György Matolcsy appointed Governor of NBH

  • With the appointment of the new Central Bank governor all previously independent state agencies and institutions will be run by people with very close ties to the governing party and a quasi dependence from the Prime Minister himself. Regardless of the person of the new governor, the government will submit the Central Bank to its own economic policy objectives. This is made possible by a two-thirds parliamentary majority and has in fact been the case for some time through a “pro-government” majority within the Monetary Council. This resulted in a rate cutting cycle over the past six months, encouraged by a steadily improving global investor climate. Short of a radical negative shift in the international financial environment, the current rate cutting policy will continue.
  • However, the monetary policy of the new leadership will be curtailed by the lack of economic growth and the political challenge it presents for the government. As things stand today, no new jobs are created and the declining curve of public debts cannot be sustained. The Central Bank’s latest report also called attention to this fact: while 2012 was the year of budget adjustments (and a drop in the budget deficit is an impressive result indeed) in the past three quarters the country's rate of indebtedness started to grow again. All this puts the government’s major promises in doubt and it is increasingly difficult to explain the failures with external factors when all regional countries are producing higher growth than Hungary. Instead of relaxing its fiscal policy, the government hopes to kick start the economy with the loosening of the monetary policy.
  • While exercising great restraint and caution, various stimulation packages have already nibbled at the Central Bank’s EUR 37 billion reserve. Even as policy decisions involving part of the reserve are legally sanctioned, the utilization of Central Bank reserves for political/budgetary ends currently runs into serious legal obstacle, not to mention that the issue of the Central Bank reserve also falls under the competence of the ECB and Brussels and its use is controlled and restricted by international organizations and regulations. A further problem is that the unconventional tools that the new governor aims to implement (such as reducing the reserves) seem to be less applicable in Hungary due to the country’s vulnerability, high country risk premium and large foreign exchange exposure. These unconventional monetary policy measures are not likely to boost economic growth, but they may add to market concerns about fiscal sustainability, and result in exchange rate depreciation and flight of capital.
  • The reserves can be used for the capitalization of some banks in Hungarian ownership. According to the most likely scenario, some of the reserves will be transferred to Hungarian banks – namely Takarékbank, Gránit Bank, Széchenyi Bank – and they, in turn, will convert foreign currency loans held by households and municipalities into forint facilities. The government expects the move to reduce the country's vulnerability, increase the power of Hungarian-owned and politically controlled “friendly” banks and boost exports through a significantly weaker forint. Since the 2010 election campaign Viktor Orbán has stated several times that the government would like to see 50% of the Hungarian banking system in Hungarian hands.

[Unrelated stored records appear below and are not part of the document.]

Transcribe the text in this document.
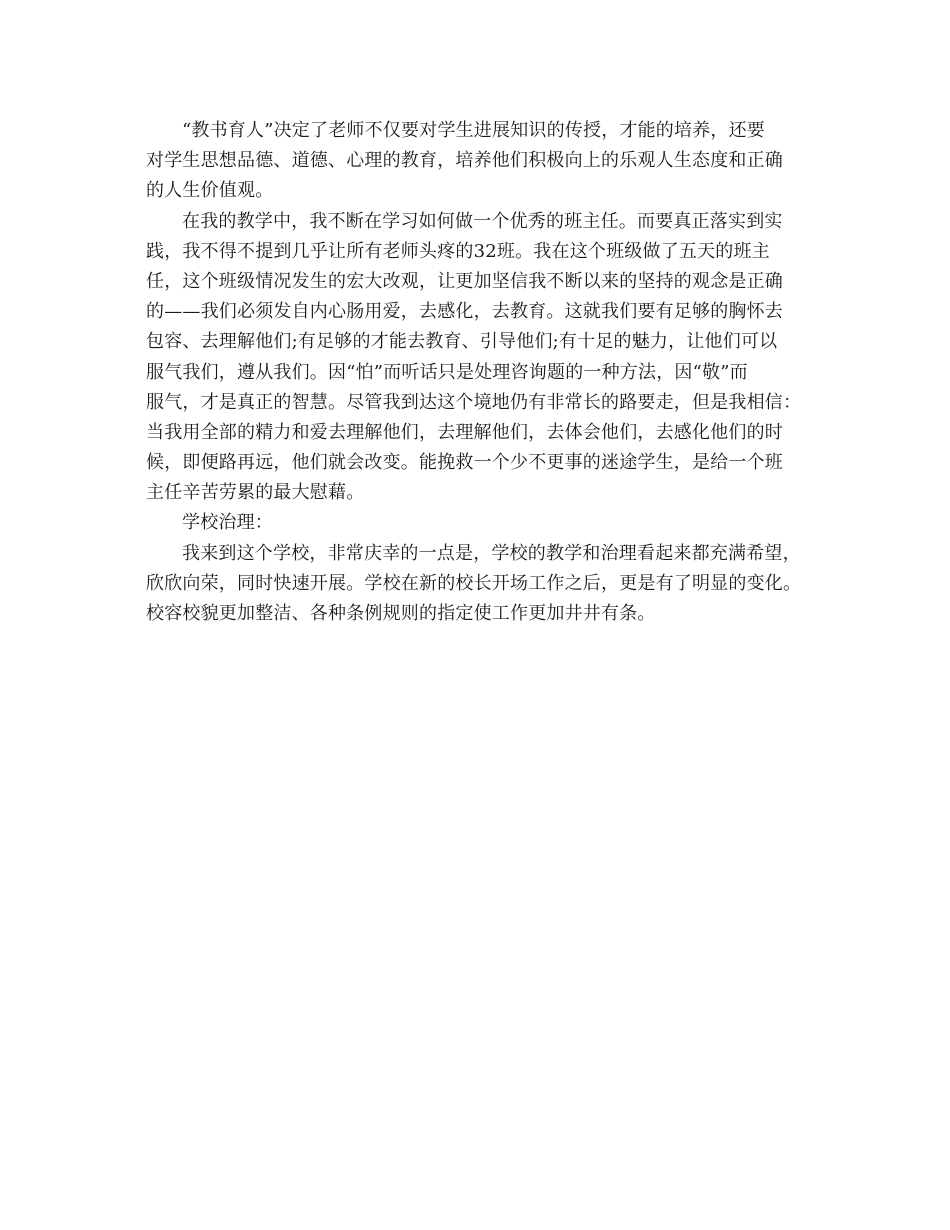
“教书育人”决定了老师不仅要对学生进展知识的传授，才能的培养，还要
对学生思想品德、道德、心理的教育，培养他们积极向上的乐观人生态度和正确
的人生价值观。
在我的教学中，我不断在学习如何做一个优秀的班主任。而要真正落实到实
践，我不得不提到几乎让所有老师头疼的32班。我在这个班级做了五天的班主
任，这个班级情况发生的宏大改观，让更加坚信我不断以来的坚持的观念是正确
的——我们必须发自内心肠用爱，去感化，去教育。这就我们要有足够的胸怀去
包容、去理解他们;有足够的才能去教育、引导他们;有十足的魅力，让他们可以
服气我们，遵从我们。因“怕”而听话只是处理咨询题的一种方法，因“敬”而
服气，才是真正的智慧。尽管我到达这个境地仍有非常长的路要走，但是我相信：
当我用全部的精力和爱去理解他们，去理解他们，去体会他们，去感化他们的时
候，即便路再远，他们就会改变。能挽救一个少不更事的迷途学生，是给一个班
主任辛苦劳累的最大慰藉。
学校治理：
我来到这个学校，非常庆幸的一点是，学校的教学和治理看起来都充满希望，
欣欣向荣，同时快速开展。学校在新的校长开场工作之后，更是有了明显的变化。
校容校貌更加整洁、各种条例规则的指定使工作更加井井有条。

Conceivably the government may transfer Central Bank funds to Hungarian-owned banks (owned by Fidesz-affiliated businessmen) that could then increase their market share at the expense of foreign-owned, especially Austrian competitors. The planned ‘Hungarianisation’ of the banking system also explains a series of hard-hitting government measures aimed at banks, such as the bank tax, its repeated extension, loan prepayments and the transaction levy. Aside from plugging holes in the budget, these measures also have the objective of destabilizing foreign businesses and artificially restructuring the market to benefit banks established by government cronies.

 

Background

  • György Matolcsy, Minister for National Economy, will become the new Governor of the Hungarian Central Bank. In the Government he will be succeeded by Mihály Varga, who had led the Prime Minister’s Office before he became responsible for the negotiations with the IMF. The swing of HUF’s rate shows that market actors have not been surprised by the decision. However, market reactions will be determined in the upcoming months by the path of monetary and economic policy led by György Matolcsy and Mihály Varga.
  • According to the most likely scenario, unconventional tools may find their way into the monetary policy of the Central Bank, while Mihály Varga will stand for a more calculable economic policy and a strict budgetary policy. However, regarding a stricter budgetary policy the new minister will face a serious barrier. Prime Minister Viktor Orbán will not be ready for a spectacular shift in the economic policy which would be equal to the confession that unorthodox economic policy has failed.
  • Besides economic reasons, political considerations also play a role in the present personal changes. Recently, two of the most attacked and least popular officials have been withdrawn from the front lines by the Prime Minister. Rózsa Hoffman, State Secretary for Education lost her competence on the field of tertiary education, while György Matolcsy as new Governor of the Central Bank is likely to leave the front lines of daily politics. Due to these changes the unpopularity of Rózsa Hoffman and György Matolcsy may not overshadow the government’s work anymore.
  • Following the change at the top, there will be new appointments at the deputy-governor level as well: the mandate of Ferenc Karvalits and Júlia Király terminates at the end of March and June respectively. Ádám Balog, former Deputy Minister of State for Taxation will be appointed as third deputy-governor. Large-scale replacement of professional administrators can be expected within the NBH following the arrival of the new governor.